NEW YORK, MARCH 18, 2011 (Zenit.org).- An agenda to redefine the word gender is undermining the whole system of human rights, according to the Holy See’s permanent observer to the United Nations.
Archbishop Francis Chullikatt sounded this warning Monday when he addressed the 55th session of UNESCO’s Commission on the Status of Women, to explain the Holy See’s position on the outcome of the session.
The commission adopted “agreed conclusions” (document E/CN.6/2011/L.6), but only after extending the session for 10 days for “protracted negotiations” on the conclusions, according to a statement from the U.N. press office.
Archbishop Chullikatt noted how the U.N. Charter and the Universal Declaration of Human Rights call for equality between women and men, a recognition that “is essential to the future of the human race and all its members.”
The declaration on rights also acknowledges the equal rights of a man and a woman to marry and found a family, the prelate noted. He called this a recognition that “is essential to the future of the human race and all its members.”
He went on to cite documents from 1966 and 1979 that also prohibit discrimination on the basis of sex.
The Holy See representative then noted how the commission’s conclusions from this session refer to the term “gender.”
This term, he said, since the early 1990s has been introduced into non-binding documents and has been “commonly used to refer to the two sexes, male and female.”
He added that the only definition of gender in treaty law that is binding on state parties is one from the Rome Statute of the International Criminal Court, which states that “the term ‘gender’ refers to the two sexes, male and female, within the context of society.”
A “different and radical understanding of gender” was circulated in 1995 at the 4th World Conference on Women, the prelate recalled, but this understanding was rejected.
He added: “Moreover, the president of the 4th World Conference on Women, on the recommendation of a large body of member states, explicitly stated at that conference that ‘the word ‘gender’ had been commonly used and understood in its ordinary, generally accepted usage.’ That is, gender refers to ‘male’ and ‘female’ — the generally and historically accepted usage.”

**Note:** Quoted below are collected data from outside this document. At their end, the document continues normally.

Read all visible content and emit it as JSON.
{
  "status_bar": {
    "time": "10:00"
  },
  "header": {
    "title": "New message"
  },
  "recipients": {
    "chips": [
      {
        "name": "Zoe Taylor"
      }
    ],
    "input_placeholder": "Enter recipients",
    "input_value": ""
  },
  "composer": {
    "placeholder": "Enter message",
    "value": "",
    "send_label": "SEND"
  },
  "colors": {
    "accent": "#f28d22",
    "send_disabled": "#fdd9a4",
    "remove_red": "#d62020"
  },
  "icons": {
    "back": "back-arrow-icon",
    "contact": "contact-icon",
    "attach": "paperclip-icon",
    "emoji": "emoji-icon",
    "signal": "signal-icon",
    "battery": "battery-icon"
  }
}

Archbishop Chullikatt reported that “[u]nfortunately during the negotiations of the present text, some delegations attempted to advance once again, through the vehicle of ‘gender studies,’ a radical definition of ‘gender,’ which asserts that sexual identity can somehow be adapted indefinitely to suit new and different purposes, not recognized in international law.”
He noted that in response to this, a new preambular paragraph was adopted in the present text “with a view to eliminating doubts about the promotion of a new definition of ‘gender.'”
“Such an agenda has no place in any document sponsored by the United Nations, let alone one concerning women and girls,” the prelate stated.
Archbishop Chullikatt also exposed the link between the attempt to redefine gender and the “missing reference to the UDHR [Universal Declaration on Human Rights], in the present text.”
“The UDHR, the foundational document of the human rights system, acknowledges the inherent dignity and worth of every human person, male and female,” the prelate explained. “Yet some of those promoting a redefinition of gender opposed reference to the UDHR in the face of overwhelming support for its inclusion, and equally opposed reference to ‘the inherent dignity and worth of women and men,’ a bedrock principle of the human rights system.”
“In light of these trends,” the archbishop said, “the international community should be aware that this agenda to redefine ‘gender,’ in turn, calls into question the very foundation of the human rights system.”
No parental rights
Another reference is missing from the document, the Holy See representative asserted: that of the rights of parents, “in particular, their right to choose the education for their children, including education about authentic human love, marriage, and the family.”
Despite references to the rights of parents in various international documents, he reported that “several attempts to include parental rights’ language to stand alongside the term parental responsibilities were rebuffed.”
“This is a grave matter,” the prelate warned, “when one considers that parental rights and duties are firmly rooted in international law, and that parental rights are correlative with duties, the former being necessary to carry out the latter.”
Rights, dignity and responsibilities
Finally, the Holy See delegation reaffirmed its reservations on the meaning attributed to “sexual and reproductive health.”
This should not include abortion or abortion services, the prelate affirmed, and “the Holy See in no way endorses contraception or the use of condoms, either as a family planning measure or as part of HIV/AIDS prevention programs or classes/programs of education in sexuality.”
The true advancement of women, the archbishop concluded, “is strongly linked to the recognition and the effective implementation of their rights, dignity and responsibilities. Women and men are both called to welcome, protect and foster these, for a renewed commitment towards humanity.”